Design of Priming Regions
Design of Priming Regions
Truncate an orthogonal set of 25-nt long oligonucleotides to 20-nt. To generate possible primers that have limited possibility of binding to one another, we again start with the set of orthogonal 25mers designed by the Elledge lab as described in Step 7. We reduce the length of these priming sequences to 20-nt to decrease the overall length of the final encoding probes.
Screen oligonucleotides for ideal primer properties. We remove any potential primer with a TM outside of the range of 70°C to 80°C as well as any oligonucleotide with any consecutive repeat of 3 or more identical nucleotides, which can create problems in the synthesis of the oligo. We also remove any oligonucleotide that does not contain a G or C in the final 2 nucleotides at the 3' end. The presence of this so-called GC clamp helps improve the efficiency and specificity of PCR primers.
Screen the final set of possible primers for homology against the encoding probes. Finally, we use BLAST to identify stretches of homology within these primers and the encoding probes designed in Section 'Assembly and Screening of Encoding Probes'. Any potential primer with a homology region of 11 nt or more is excluded.
Add these primers to each encoding probe to form the template sequence for each oligonucleotide. The sequence of the primer that is added to the 3' end of the encoding probe should be the reverse complement of the sequence of the primer designed in Step 16. Table 2 contains an example of a template molecule for a single encoding probe.


Screen assembled template sequences for homology to abundant RNAs. While individual components of these template molecules have been screened for homology against the transcriptome, it is possible that concatenation of the different component sequences will produce regions of homology that will allow the probe to bind to other RNAs. We recommend using BLAST to screen the set of probes designed in Step 17 for homology to abundant RNA species like rRNA and tRNA. For the human transcriptome these sequences can be found within the ncRNA fasta file at the Ensemble website as described in Step 2. Similarly, highly abundant mRNAs can also be included in this screen if such abundance information exists. To identify regions of homology, generate a BLAST database for these sequences, and use BLAST to screen the potential encoding probes. We remove any encoding probe with homology regions longer than 14 nt.
(Optional). Combine multiple oligo sets to fill a single pool of oligonucleotides. We typically purchase these oligonucleotides as complex oligonucleotide pools generated by array-based synthesis often from CustomArray (http://www.customarrayinc.com/).
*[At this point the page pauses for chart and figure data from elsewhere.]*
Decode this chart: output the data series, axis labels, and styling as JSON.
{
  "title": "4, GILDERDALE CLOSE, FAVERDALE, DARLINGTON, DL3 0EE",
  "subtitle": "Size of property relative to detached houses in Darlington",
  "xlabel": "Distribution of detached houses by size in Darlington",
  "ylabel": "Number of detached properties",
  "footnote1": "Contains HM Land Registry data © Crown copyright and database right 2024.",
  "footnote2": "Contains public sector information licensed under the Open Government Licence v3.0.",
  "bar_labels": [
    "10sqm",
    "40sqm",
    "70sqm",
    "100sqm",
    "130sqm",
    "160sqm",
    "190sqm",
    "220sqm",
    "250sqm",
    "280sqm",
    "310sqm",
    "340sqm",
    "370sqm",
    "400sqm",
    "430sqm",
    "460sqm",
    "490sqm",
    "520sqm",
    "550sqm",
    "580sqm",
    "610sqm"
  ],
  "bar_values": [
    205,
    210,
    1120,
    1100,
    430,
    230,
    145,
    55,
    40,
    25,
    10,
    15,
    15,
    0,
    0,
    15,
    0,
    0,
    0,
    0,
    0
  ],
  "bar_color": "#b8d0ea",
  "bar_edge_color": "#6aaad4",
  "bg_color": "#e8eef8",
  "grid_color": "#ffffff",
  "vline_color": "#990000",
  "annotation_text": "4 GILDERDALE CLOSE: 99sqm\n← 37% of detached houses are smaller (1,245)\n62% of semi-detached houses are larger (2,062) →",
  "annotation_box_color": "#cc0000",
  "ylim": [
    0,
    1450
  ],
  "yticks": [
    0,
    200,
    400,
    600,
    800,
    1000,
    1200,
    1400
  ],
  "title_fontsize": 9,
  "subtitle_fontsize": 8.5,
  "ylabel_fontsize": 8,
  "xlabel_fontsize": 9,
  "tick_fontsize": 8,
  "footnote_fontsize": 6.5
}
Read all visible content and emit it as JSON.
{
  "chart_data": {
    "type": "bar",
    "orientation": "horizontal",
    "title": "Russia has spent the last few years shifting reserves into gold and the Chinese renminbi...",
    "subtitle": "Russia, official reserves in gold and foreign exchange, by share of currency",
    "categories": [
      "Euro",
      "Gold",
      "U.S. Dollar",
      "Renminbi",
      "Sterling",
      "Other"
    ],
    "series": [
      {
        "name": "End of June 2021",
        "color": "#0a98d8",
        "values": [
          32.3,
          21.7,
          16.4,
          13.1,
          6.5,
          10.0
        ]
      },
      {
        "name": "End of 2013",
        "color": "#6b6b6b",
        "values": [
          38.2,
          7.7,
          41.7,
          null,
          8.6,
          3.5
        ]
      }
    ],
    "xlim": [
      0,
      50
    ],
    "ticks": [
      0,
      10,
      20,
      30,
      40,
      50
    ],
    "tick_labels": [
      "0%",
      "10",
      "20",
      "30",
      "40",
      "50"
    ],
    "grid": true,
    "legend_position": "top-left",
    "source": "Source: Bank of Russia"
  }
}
This company sells two different sizes of complex oligonucleotide pools—a pool with 12,472 unique sequences or a pool with 92,918 unique sequences. There are situations in which one set of encoding probes for one experiment does not fill an entire pool. In this case it is possible to combine multiple sets of encoding probes intended for different experiments in the same oligopool simply by assigning each a unique set of primers. However, when primers are designed for such combined pools, we recommend performing Step 16 with a BLAST database comprising all encoding probes that will be present in the single oligonucleotide pool not just those in each set of encoding probes.